It’s been three years since we announced our ’50mm f/2 Bertele’ project. We hoped to start accepting pre-orders as early as 2021, but life (and business) doesn’t always follow a straight path. The original design has been revised multiple times after consulting Sonnar experts and enthusiasts to arrive at the best final product we could deliver. The manufacturing process took much longer than we expected.

Today, we finally have a set of fully completed pre-production Bertele lenses. It feels like a big moment because Bertele is no longer just a concept on a piece of paper but a physical, real, fully working, and gorgeous piece of photography equipment (if we say so ourselves). The next step is sending the prototypes to various lens experts for testing, reviews, and feedback.


The Bertele 5cm f/2 MC lens is an optical remake of the 1934 Sonnar formula first designed by Dr. Ludwig Bertele for Carl Zeiss Jena.

The Bertele lens combines this classic 90-year-old lens design first seen on the Nickel lenses of this era, with sapphire blue and violet double coating first seen in the post-war era lenses. The mechanical lens body is solid brass with a native M bayonet. The lenses can focus from 0.7m to Infinity and are fully rangefinder coupled.

They use a new type of mechanical lens design (a non-linear pre-loaded reverse RF cam slope technique) that helps address the lenses’ focus shift.
The original 5cm f/2 Sonnar formula was a significant evolution of lens design when it was released, so bringing a new generation in contact with this vintage formula for usage in today’s world was the Bertele lens’s primary goal. That, and most of us involved with the project, are also massive Sonnar fans, so we were creating our own dream Sonnar.

We found that the original 5cm f/2 Sonnar formula combined the aesthetically pleasing bokeh/ rendering with an image that, when stopped down, is sharper in the corners than the Opton versions can achieve. Thus, while it often gets overlooked in favor of either faster or later models, at least for us, the 1934 5cm f/2 formula has the nicest balance of smooth bokeh and in-focus sharpness.

The Bertele optics render what can only be described as a warmer, sharper, more color-saturated, higher contrast image than its predecessors, even though we still maintain the usage of the classic double coating.

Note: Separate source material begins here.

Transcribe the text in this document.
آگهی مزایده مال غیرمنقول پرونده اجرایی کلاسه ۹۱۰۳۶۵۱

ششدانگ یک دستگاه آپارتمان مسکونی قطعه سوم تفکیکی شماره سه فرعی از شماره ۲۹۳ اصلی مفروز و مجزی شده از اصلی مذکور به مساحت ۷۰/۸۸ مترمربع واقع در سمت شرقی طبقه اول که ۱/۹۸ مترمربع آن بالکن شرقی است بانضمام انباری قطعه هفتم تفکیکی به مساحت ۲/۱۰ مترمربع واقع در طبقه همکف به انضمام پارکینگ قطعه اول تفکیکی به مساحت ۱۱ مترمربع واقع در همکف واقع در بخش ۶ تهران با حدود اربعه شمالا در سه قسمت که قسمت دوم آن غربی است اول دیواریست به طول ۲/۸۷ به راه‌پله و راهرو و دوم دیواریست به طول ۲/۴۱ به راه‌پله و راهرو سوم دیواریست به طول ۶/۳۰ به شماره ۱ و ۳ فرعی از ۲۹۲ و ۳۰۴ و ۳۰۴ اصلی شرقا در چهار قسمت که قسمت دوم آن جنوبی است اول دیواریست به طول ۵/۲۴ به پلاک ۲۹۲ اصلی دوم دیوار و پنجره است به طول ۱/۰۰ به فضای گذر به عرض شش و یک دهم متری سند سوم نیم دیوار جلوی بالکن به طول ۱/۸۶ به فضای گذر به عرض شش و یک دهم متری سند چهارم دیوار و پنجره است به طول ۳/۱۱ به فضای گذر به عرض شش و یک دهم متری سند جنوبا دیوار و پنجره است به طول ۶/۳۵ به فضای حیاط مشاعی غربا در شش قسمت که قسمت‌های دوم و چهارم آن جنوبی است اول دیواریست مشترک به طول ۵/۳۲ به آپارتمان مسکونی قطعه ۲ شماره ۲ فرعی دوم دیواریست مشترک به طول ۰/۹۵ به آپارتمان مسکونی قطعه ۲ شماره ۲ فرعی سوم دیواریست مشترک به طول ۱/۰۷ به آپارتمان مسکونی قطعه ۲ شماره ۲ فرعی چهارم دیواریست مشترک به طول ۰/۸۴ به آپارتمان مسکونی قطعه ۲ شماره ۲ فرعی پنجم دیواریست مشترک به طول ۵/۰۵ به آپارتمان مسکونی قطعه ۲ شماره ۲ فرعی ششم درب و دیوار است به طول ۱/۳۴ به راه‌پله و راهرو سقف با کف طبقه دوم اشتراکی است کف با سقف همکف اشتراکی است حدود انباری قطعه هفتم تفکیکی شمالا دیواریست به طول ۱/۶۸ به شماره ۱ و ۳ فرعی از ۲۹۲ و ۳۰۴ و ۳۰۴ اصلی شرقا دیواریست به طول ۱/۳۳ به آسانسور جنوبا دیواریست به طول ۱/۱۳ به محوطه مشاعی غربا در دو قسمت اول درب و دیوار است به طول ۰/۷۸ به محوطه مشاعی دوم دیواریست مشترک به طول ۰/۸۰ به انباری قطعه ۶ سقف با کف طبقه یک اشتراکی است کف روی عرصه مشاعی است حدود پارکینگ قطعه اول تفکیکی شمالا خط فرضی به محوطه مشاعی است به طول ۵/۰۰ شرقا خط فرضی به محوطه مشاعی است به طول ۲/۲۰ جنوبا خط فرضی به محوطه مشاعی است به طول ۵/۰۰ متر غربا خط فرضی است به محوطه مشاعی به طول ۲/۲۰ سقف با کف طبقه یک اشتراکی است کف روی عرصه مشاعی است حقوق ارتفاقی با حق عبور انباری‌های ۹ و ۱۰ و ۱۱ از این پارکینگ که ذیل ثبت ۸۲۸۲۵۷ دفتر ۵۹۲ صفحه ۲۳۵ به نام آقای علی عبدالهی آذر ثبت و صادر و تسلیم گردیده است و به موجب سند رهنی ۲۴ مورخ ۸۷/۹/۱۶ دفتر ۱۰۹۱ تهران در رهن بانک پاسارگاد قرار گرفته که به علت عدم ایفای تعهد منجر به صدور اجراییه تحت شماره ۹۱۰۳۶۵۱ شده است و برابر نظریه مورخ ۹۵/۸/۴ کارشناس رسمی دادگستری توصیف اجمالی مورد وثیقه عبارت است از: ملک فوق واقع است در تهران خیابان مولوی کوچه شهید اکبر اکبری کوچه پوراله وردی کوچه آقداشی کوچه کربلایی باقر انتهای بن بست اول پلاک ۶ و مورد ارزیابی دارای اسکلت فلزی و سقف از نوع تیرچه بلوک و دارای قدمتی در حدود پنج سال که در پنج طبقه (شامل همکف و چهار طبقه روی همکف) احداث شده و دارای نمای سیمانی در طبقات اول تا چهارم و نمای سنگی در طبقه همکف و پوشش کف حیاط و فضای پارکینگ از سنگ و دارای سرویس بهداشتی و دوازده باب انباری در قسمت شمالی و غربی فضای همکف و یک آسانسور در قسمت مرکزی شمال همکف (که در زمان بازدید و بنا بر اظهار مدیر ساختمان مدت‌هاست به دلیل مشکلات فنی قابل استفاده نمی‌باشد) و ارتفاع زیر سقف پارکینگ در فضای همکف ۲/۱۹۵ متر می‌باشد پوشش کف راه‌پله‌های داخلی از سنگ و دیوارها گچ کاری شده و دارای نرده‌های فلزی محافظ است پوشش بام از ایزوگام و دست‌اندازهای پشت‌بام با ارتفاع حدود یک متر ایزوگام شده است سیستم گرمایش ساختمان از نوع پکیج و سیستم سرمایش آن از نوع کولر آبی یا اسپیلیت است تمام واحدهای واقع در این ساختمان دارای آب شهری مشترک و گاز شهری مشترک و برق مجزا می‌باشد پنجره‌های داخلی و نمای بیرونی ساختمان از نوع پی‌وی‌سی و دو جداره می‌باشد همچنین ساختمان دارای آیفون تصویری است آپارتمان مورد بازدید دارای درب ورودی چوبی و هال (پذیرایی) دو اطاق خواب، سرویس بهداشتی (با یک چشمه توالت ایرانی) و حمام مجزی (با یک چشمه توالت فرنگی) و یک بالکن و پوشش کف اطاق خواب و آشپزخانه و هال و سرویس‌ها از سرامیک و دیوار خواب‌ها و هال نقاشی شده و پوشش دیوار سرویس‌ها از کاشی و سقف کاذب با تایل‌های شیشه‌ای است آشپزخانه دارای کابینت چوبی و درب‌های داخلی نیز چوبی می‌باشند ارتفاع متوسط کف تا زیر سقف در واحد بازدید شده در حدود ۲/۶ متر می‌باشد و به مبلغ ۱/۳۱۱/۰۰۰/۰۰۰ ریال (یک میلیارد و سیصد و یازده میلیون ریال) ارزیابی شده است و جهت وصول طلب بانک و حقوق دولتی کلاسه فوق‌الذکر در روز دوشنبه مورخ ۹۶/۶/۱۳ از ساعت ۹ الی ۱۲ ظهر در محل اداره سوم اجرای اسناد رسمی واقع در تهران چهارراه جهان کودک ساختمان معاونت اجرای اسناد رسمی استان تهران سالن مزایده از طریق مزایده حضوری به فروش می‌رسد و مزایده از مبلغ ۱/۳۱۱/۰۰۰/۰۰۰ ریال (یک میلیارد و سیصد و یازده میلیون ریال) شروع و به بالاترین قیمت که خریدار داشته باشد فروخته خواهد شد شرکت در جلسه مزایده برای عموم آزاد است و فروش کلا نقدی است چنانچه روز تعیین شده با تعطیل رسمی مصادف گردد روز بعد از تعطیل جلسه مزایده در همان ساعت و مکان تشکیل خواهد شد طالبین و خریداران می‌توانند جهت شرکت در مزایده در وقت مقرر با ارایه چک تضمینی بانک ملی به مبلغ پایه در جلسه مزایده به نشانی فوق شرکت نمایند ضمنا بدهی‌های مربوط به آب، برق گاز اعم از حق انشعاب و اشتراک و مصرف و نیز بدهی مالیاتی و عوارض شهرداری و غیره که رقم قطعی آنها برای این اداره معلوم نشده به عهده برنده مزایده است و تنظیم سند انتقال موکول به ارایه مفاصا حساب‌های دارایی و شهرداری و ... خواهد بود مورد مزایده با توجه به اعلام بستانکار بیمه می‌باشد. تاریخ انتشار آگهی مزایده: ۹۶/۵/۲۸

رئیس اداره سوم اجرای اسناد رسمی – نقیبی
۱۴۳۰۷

We will release more information about the optics in future updates.


Permitting a 50mm Sonnar formula lens to be focused accurately across the entire focusing range (0.7m to Infinity) was one of the priorities during Bertele’s development. The non-linear pre-loaded reverse RF cam slope became our answer to the age-old problem of closer-distance focus shift.

Wait, the Bertele lens can mechanically deal with the Sonnar formula’s secondary focus shift?! Well…Yes!

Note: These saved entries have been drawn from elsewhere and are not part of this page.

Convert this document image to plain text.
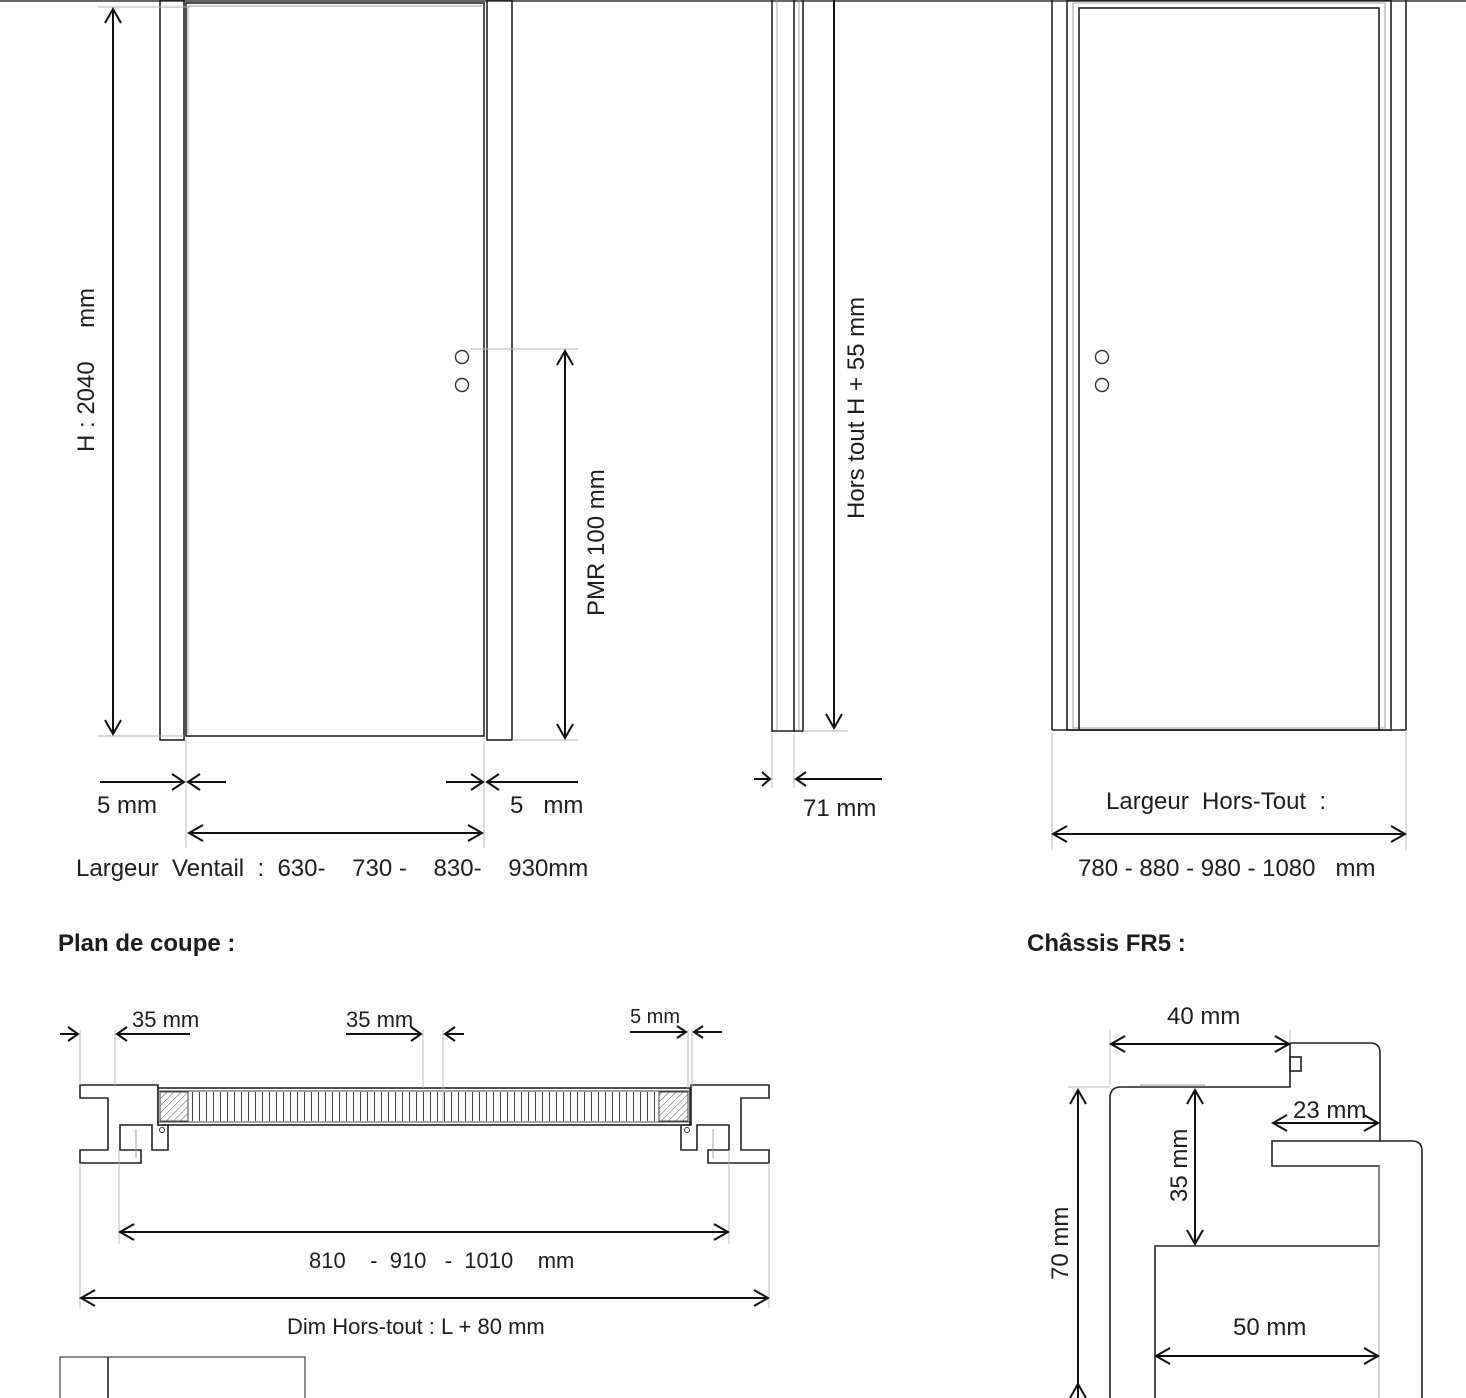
H : 2040     mm
PMR 100 mm
5 mm	5   mm
Largeur  Ventail  :  630-    730 -    830-    930mm
Hors tout H + 55 mm
71 mm	Largeur  Hors-Tout  :
780 - 880 - 980 - 1080   mm
Plan de coupe :	Châssis FR5 :
35 mm	35 mm	5 mm
810    -  910   -  1010    mm
Dim Hors-tout : L + 80 mm
40 mm
23 mm
35 mm
70 mm
50 mm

The new design implements a pre-loaded reverse RF cam slope into the lens body that accurately translates the Sonnar formula’s native 52.4mm EFL to 51.6mm EFL, which the Leica camera expects to receive at the swing arm. When the lens goes below 1m, this slope can become non-linear because it’s rotating when focusing (something the LTM versions never did). Because the M bayonet always orientates the lens correctly on the M camera, misalignment for the non-linear slope becomes impossible.

The type of RF cam slope we use on Bertele is a new design that permits multiple EFL value translations at different distances. Unlike linear RF cams that only translate a single EFL value, the RF cam of Bertele can translate 52.4mm to 51.6mm at the 1m to Infinity focus distances. As the lens focuses closer, the rotating RF cam slope enters into a non-linear 52.5:51.6 translation, followed by a 52.6:51.6 translation, etc. At Skyllaney, we refer to the feature as a fork-tail, which we must implement on the RF cams of challenging lens conversions with optical EFL values that shift below 1m focus distance (like Kinoptik 75mm and Angeniuex 90mm lenses when close focusing).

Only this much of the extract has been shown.